Он кричал и кричал; и что,
Толстой же, «подставив щёку» зелёному хаму, покорно скрылся за дверью. Борис Борисович счастливо хмыкнул.
– Надеюсь, я надолго отбил у графа охоту писать дребедень многословную. Классик, понимаешь ли… Много вас, таких классиков, на мою шею[13]. – Богомол грязно хихикнул, радуясь ловкому каламбуру.
Он оставался в приподнятом настроении какое-то время, пока в дверь снова робко не постучали.
– Ну кто ещё там?! – недовольно гаркнул редактор, представляя себе двух оставшихся посетителей.
– Я, Николай Васильевич Гоголь, – послышался из-за двери тонкий, трепещущий отклик. – Вы мне назначали.
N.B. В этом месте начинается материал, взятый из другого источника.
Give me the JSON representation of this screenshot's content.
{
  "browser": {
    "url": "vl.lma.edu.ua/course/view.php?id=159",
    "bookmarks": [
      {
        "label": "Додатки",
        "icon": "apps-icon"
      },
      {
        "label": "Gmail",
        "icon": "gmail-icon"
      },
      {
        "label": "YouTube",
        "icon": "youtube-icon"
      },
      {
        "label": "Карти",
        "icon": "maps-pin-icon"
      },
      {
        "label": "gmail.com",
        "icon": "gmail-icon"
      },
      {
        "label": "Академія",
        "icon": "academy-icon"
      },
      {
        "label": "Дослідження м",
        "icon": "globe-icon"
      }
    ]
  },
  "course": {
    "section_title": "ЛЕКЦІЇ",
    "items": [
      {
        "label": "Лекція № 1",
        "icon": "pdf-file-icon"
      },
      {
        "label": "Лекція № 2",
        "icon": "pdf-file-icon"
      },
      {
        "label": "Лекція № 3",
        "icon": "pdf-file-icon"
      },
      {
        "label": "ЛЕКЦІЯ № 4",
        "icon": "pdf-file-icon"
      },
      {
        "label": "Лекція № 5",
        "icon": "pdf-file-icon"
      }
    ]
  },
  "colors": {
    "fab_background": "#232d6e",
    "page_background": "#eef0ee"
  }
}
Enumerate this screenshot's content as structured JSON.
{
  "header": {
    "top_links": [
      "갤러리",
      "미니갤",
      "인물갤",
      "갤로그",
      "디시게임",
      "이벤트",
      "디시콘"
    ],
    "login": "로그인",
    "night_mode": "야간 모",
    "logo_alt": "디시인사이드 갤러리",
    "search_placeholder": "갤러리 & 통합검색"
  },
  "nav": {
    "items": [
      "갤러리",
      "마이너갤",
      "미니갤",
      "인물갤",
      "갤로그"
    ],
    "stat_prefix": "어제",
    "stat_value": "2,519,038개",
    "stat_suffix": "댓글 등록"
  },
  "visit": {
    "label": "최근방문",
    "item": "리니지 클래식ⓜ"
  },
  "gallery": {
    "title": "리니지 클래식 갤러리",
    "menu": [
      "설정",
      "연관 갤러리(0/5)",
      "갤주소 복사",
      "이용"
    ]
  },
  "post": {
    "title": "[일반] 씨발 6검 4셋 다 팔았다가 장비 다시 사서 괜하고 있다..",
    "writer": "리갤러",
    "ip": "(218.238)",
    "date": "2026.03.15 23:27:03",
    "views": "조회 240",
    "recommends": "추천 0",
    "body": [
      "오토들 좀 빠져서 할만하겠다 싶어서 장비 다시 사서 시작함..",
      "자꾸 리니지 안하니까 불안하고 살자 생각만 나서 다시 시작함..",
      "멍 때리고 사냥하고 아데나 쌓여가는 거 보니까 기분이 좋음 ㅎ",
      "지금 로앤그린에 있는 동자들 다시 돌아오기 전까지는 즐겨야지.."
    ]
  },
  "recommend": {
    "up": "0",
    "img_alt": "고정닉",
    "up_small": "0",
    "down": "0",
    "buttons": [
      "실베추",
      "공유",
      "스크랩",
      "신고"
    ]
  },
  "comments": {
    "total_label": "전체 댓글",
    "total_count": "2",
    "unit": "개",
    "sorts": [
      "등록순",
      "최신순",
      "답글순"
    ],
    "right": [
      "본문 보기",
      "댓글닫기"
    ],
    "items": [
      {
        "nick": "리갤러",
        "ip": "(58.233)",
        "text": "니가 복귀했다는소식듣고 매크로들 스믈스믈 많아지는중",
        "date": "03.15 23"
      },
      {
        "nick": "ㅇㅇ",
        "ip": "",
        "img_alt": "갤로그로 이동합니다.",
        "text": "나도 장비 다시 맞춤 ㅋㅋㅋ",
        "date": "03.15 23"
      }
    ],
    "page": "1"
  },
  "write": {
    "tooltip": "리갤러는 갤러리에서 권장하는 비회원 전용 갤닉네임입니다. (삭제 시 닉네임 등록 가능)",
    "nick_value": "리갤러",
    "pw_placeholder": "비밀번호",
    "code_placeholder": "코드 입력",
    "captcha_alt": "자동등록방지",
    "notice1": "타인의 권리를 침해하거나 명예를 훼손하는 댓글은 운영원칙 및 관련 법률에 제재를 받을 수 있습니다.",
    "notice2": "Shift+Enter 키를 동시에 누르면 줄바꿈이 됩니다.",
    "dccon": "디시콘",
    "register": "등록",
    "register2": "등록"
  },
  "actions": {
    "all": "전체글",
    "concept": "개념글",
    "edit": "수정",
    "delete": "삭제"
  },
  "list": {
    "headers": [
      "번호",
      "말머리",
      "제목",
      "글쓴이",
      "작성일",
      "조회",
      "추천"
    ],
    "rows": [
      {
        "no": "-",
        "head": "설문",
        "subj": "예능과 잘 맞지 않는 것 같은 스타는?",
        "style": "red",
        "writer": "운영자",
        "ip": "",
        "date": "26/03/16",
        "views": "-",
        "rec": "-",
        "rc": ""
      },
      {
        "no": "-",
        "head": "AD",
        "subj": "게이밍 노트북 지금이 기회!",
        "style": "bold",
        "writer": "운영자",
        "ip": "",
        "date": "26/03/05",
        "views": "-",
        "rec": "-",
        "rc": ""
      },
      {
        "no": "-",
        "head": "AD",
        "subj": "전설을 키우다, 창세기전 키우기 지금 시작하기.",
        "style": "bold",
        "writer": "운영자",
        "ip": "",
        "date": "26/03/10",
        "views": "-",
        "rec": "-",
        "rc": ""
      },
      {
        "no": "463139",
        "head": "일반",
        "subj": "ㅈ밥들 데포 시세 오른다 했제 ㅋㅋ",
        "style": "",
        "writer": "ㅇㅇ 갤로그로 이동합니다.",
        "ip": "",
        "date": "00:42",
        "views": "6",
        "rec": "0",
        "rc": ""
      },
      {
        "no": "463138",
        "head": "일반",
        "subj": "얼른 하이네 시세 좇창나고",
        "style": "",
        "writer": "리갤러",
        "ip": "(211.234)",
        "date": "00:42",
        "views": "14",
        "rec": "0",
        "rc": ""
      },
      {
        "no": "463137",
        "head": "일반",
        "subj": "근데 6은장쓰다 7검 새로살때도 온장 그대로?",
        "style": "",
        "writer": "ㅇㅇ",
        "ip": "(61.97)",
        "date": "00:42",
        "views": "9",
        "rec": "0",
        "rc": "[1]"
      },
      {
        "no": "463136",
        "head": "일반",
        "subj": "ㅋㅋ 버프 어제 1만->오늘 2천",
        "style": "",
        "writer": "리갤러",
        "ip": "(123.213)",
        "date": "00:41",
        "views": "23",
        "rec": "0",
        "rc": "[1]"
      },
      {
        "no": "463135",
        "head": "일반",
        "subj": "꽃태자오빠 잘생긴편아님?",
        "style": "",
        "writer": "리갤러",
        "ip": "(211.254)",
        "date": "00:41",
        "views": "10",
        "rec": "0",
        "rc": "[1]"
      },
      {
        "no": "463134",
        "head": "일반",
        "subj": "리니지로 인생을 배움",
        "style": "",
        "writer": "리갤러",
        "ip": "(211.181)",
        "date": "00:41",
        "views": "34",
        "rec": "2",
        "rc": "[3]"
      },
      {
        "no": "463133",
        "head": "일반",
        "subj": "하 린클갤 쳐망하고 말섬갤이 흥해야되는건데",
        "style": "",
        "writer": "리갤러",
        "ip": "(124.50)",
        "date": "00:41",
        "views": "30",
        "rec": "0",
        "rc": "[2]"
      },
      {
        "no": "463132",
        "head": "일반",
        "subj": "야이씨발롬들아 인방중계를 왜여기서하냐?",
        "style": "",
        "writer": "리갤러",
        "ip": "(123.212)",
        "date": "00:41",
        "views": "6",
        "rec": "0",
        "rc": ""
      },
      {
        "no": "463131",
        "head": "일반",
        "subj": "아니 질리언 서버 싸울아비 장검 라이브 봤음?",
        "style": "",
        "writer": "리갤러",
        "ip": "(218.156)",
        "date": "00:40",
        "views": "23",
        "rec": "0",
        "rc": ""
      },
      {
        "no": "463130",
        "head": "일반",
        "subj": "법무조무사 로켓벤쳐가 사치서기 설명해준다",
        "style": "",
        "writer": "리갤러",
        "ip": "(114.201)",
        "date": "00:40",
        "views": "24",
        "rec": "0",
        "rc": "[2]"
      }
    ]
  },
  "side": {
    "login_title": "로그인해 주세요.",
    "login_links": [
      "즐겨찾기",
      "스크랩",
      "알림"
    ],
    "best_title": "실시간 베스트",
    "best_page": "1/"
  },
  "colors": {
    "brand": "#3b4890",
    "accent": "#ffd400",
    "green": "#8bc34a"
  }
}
Богомол расправил затёкшие члены и, сморщив и без того неулыбчивый ротовой аппарат, досадливо проговорил:
– Ну входи, коли пришёл.
В полуоткрытую дверь робко, бочком протиснулся ещё один классик. Небольшого роста, худой, с острым носом, коротенькими усами и пронзительным взглядом карих глаз; в чёрном щегольском сюртуке, пёстром жилете и жёлтом шейном платке, Николай Васильевич Гоголь выглядел уставшим, встревоженным и грустным одновременно.
– Только не говори мне, – взяв с места в карьер, богомол перешёл на бесцеремонное «ты», – что ты мне ещё одну «мертвечину» принёс. Мне, любезный, и от первой твоей трескотни не то что не весело, до сих пор с души тянет.
Бледное лицо Гоголя стало похоже на белую маску гейши. Запинаясь и чуть не плача, он протянул беспардонному хищнику рукопись, аккуратно крест-накрест перетянутую старой бечёвкой.
– Нет-с, – пролепетал он, отчаянно стараясь не расплакаться. – Это третий. Второй том «Мёртвых душ» я сжёг.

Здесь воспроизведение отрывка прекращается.